AP: I would, I would say that RIOs had a little bit of a bad press. The FCA launched the idea in a blaze of glory but we’ve seen lots of negative stuff around the numbers and the challenges around it. So, what we’ve been doing is we’ve been saying, look, consider these four key customer groups. Do you have any interest-only customers who are term-end customers? I reckon if you’ve been in business for any period of time, you have most definitely got those people. Have you got people who you thought needed equity release, but that deal hasn’t worked out for one reason or another? Some people are just ideologically opposed to equity release. Their family are ideologically opposed to it. Some of them are too young to get the loan to value they want. And then some people just can’t get through the underwrite because equity release takes a different stance in terms of the types of property they’ll consider. Finally, the fourth group are people who are asset rich, cash poor. So that’s the journey we’ve been on is helping people understand where these customers are, who these customers are, and what the solutions are that are available to them.

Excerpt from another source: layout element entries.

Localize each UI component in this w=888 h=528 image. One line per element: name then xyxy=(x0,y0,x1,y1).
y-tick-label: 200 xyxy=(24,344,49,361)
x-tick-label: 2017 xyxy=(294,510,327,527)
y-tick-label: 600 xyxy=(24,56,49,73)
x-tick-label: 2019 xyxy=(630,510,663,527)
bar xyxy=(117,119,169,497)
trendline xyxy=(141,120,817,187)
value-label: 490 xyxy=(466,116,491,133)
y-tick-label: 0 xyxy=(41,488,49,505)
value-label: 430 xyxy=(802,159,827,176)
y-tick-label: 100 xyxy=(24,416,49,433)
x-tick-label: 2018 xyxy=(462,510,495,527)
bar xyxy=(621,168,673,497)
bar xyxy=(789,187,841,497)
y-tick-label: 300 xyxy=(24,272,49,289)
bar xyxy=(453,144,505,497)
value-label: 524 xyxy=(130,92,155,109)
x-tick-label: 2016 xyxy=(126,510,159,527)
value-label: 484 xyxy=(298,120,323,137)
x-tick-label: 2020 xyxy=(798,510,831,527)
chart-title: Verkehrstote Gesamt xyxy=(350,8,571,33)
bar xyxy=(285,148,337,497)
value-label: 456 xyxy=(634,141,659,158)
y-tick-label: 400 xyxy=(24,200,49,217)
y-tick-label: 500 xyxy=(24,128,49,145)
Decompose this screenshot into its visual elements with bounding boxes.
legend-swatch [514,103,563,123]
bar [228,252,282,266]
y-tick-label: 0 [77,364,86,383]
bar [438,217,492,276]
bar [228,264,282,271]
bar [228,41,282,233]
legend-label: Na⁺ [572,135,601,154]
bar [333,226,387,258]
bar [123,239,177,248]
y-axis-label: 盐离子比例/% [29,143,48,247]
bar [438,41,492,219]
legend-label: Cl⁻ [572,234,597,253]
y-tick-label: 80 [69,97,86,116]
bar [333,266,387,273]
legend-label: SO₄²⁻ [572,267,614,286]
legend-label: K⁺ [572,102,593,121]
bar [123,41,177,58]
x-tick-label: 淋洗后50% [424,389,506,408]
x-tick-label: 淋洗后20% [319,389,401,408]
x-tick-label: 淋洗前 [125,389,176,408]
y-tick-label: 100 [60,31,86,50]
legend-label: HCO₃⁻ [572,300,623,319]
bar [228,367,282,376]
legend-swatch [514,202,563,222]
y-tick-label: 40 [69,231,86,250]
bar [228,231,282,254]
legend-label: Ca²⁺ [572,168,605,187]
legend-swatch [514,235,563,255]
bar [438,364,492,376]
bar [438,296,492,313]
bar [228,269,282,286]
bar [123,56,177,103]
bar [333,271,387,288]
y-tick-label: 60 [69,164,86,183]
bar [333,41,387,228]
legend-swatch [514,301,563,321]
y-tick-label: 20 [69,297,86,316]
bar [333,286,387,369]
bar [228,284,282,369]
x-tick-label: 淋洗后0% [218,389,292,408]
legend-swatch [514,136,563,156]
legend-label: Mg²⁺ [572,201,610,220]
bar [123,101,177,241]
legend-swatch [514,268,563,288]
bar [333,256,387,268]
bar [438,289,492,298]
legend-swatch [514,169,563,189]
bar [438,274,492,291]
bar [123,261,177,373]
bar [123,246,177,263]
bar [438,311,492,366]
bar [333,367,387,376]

VH: Affordability is often quoted as a serious barrier to RIOs. What do brokers need to do to get over these obstacles?

AP: Okay, so the first thing I can tell you is that 52 per cent of all of the business we’ve written has been for single applicants. Okay, of our single applicants, 61 per cent of those are female. So, what that tells me is that there are a lot of older, single for whatever reason, choice or circumstance women out there who need this solution to help them. You can also write a term insurance policy to bridge the gap. Now, obviously, you know you have to factor in the premium and people say it’s always more expensive for older people. Yes, it is always more expensive for older people, but it can be the difference that can get the deal over the line. The average age of our female applicants is 69 years of age. Once you get into the stride of actually not being frightened to say tell me a bit about your pension. Let’s go to the government gateway to see how much state pension you will get and see when you’ll get it. What other assets do you have? If you have a buy-to-let property we consider that an asset. Just helping people ask the right sorts of questions can drive an absolutely brilliant outcome for people. Our oldest customer is 92 years of age. She’s a lady who we helped purchase her flat so that she didn’t have to go into rented accommodation.

VH: What issues do you think are going to be critical for brokers overall this year?

AP: Taking care of your client base, making sure you’ve got the tools in place for that. There’s lots to talk about on technology and the single customer view and how that’s all going to work. It’ll be interesting to see how it plays out. Because there’s one side of the equation which is you know, we’ve got all of this tech available and the brokers need to avail themselves of it. The other side of the equation is always can the lenders facilitate joining those things up? Meanwhile, where’s the purchase market going? Prices are going up and up and up and wages are not keeping pace with the remortgage market. Managing recruitment and resource is another major challenge. That was definitely one of our key findings when we undertook our recent recruitment. It’s a championship challenge to make sure you find them and keep the really good ones, so I think recruitment in the broker markets is going to be a big thing. Also, we’re pushing out wider geographically in the next few months. That’s part of our orientation towards making £200m of sales this year.